Why “invisible infrastructure,” rather than yet another big platform

Put the four components together with that self-limiting bot and a clear design philosophy comes into view. They are all deliberately made small, single-purpose, and independently deployable, rather than bound into one all-encompassing big product. This echoes the lesson the founder stressed again and again in the slides — that two myths about “everyone will move house” both, in fact, collapsed: “Algorithms aren’t enough to make people migrate. Censorship resistance isn’t enough to make people migrate.”g0v Summit 2026 簡報文字記錄(A6 潔平)Algorithms aren’t enough to make people migrate. Censorship resistance isn’t enough to make people migrate. People hate Facebook. But people still use Facebook. Since it’s hard to persuade people to migrate en masse to a new platform, do the reverse: break censorship resistance and governance into composable components, so existing small communities can carry off part of the capability right where they are.

This is also what “forkable, usable” in this page’s title really means. The public noticeboard Community Watch built in a week, the process that tiers removals and requires the platform to review them, and the Coast Lifeguard’s DRY_RUN default and overturn-rate brake are, in principle, not tied to Matters as a specific platform, but a governance template any small or mid-sized community can stand up. They correspond to the much-quoted conclusion of the Censorship Resistance chapter: rather than building “one large, beautiful platform,” build “invisible infrastructure” that many small communities can reuse. What this page lists is the part of that sentence already cashed into code and service pages.

Finally, we must add the honeypot paradox back in, or this list will look too optimistic. The Censorship Resistance chapter already noted that censorship resistance concentrates a large amount of sensitive text in one place, making the platform a high-value target for attack; there really are cases of “a post published on a censorship-resistant platform later being used as evidence in court.” It is precisely for this reason that the two governance-natured components among the four — Community Watch and the Coast Lifeguard — are designed so carefully: public paper trails, tiered review, off by default, and self-stopping once the overturn rate goes over the line.
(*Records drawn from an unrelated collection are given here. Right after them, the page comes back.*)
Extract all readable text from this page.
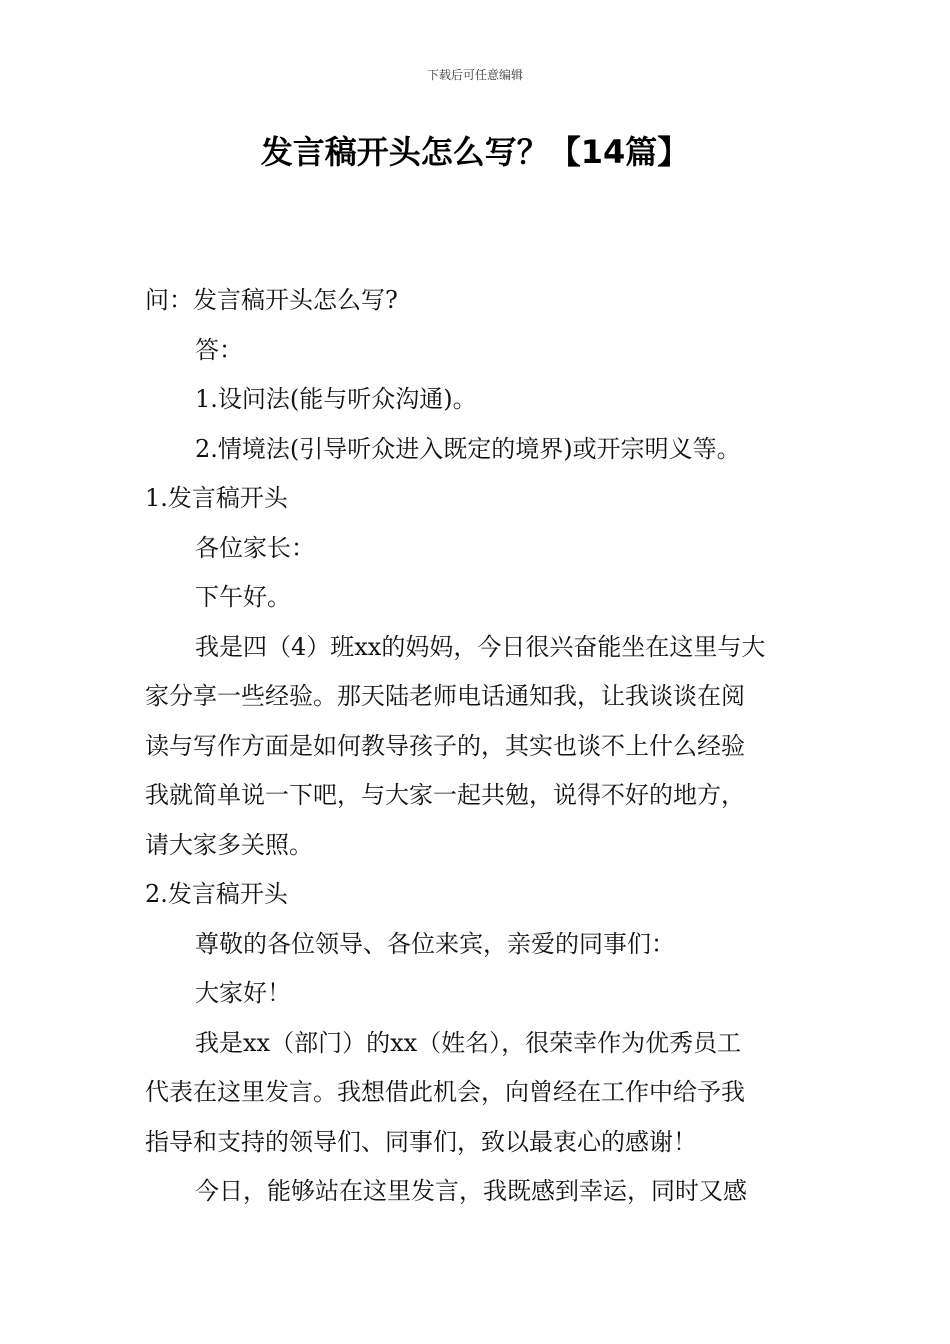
下载后可任意编辑
发言稿开头怎么写？【14篇】

问：发言稿开头怎么写?

答：

1.设问法(能与听众沟通)。

2.情境法(引导听众进入既定的境界)或开宗明义等。

1.发言稿开头

各位家长：

下午好。

我是四（4）班xx的妈妈，今日很兴奋能坐在这里与大

家分享一些经验。那天陆老师电话通知我，让我谈谈在阅

读与写作方面是如何教导孩子的，其实也谈不上什么经验

我就简单说一下吧，与大家一起共勉，说得不好的地方，

请大家多关照。

2.发言稿开头

尊敬的各位领导、各位来宾，亲爱的同事们：

大家好！

我是xx（部门）的xx（姓名），很荣幸作为优秀员工

代表在这里发言。我想借此机会，向曾经在工作中给予我

指导和支持的领导们、同事们，致以最衷心的感谢！

今日，能够站在这里发言，我既感到幸运，同时又感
For a censorship-resistant platform, these brakes are not a compromise of the censorship-resistance ideal; they are themselves the precondition for the platform to stay alive. So the full meaning of Hack the Platform, beyond “break out reusable parts,” also includes “for every part that can act, first install a brake that lets it know when to stop.”
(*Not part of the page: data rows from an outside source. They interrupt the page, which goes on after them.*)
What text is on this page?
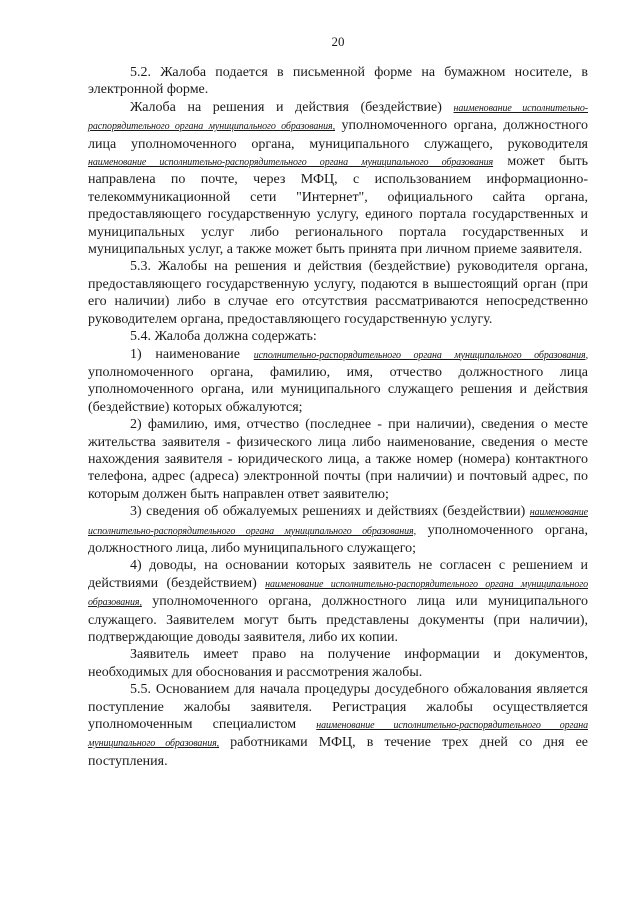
20

5.2. Жалоба подается в письменной форме на бумажном носителе, в электронной форме.

Жалоба на решения и действия (бездействие) наименование исполнительно-распорядительного органа муниципального образования, уполномоченного органа, должностного лица уполномоченного органа, муниципального служащего, руководителя наименование исполнительно-распорядительного органа муниципального образования может быть направлена по почте, через МФЦ, с использованием информационно-телекоммуникационной сети "Интернет", официального сайта органа, предоставляющего государственную услугу, единого портала государственных и муниципальных услуг либо регионального портала государственных и муниципальных услуг, а также может быть принята при личном приеме заявителя.

5.3. Жалобы на решения и действия (бездействие) руководителя органа, предоставляющего государственную услугу, подаются в вышестоящий орган (при его наличии) либо в случае его отсутствия рассматриваются непосредственно руководителем органа, предоставляющего государственную услугу.

5.4. Жалоба должна содержать:

1) наименование исполнительно-распорядительного органа муниципального образования, уполномоченного органа, фамилию, имя, отчество должностного лица уполномоченного органа, или муниципального служащего решения и действия (бездействие) которых обжалуются;

2) фамилию, имя, отчество (последнее - при наличии), сведения о месте жительства заявителя - физического лица либо наименование, сведения о месте нахождения заявителя - юридического лица, а также номер (номера) контактного телефона, адрес (адреса) электронной почты (при наличии) и почтовый адрес, по которым должен быть направлен ответ заявителю;

3) сведения об обжалуемых решениях и действиях (бездействии) наименование исполнительно-распорядительного органа муниципального образования, уполномоченного органа, должностного лица, либо муниципального служащего;

4) доводы, на основании которых заявитель не согласен с решением и действиями (бездействием) наименование исполнительно-распорядительного органа муниципального образования, уполномоченного органа, должностного лица или муниципального служащего. Заявителем могут быть представлены документы (при наличии), подтверждающие доводы заявителя, либо их копии.

Заявитель имеет право на получение информации и документов, необходимых для обоснования и рассмотрения жалобы.

5.5. Основанием для начала процедуры досудебного обжалования является поступление жалобы заявителя. Регистрация жалобы осуществляется уполномоченным специалистом наименование исполнительно-распорядительного органа муниципального образования, работниками МФЦ, в течение трех дней со дня ее поступления.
Notes on citation and licensing

The locations and functions of the four components on this page are relayed from the g0v Summit 2026 slide transcript (page 30b, “HACK THE PLATFORM small experiments”); that transcript was extracted page by page and has not yet been finally proofed word by word, so only identifiable names and descriptions are taken from it. Community Watch’s process, appeal method, and dashboard figures are drawn from its public service page community-watch.matters.town; the Coast Lifeguard’s tiers, brakes, and efficacy figures are drawn from its introduction page, which is marked under a CC BY-NC-ND 4.0 license. The throughput counts on the service and introduction pages, the 88% recall, the 0.3% collateral harm, and the like are all the platform’s own account, not yet independently verified by a third party, as noted in the text and on the data cards. The Coast Lifeguard’s Tier-2 removal is marked in the README as off by default and requiring governance sign-off; this page describes it neutrally on that basis and does not assert that it has carried out real removals in production. For safety reasons, the Onion Site section states only that Matters provides a Tor onion service and does not disclose the full onion address.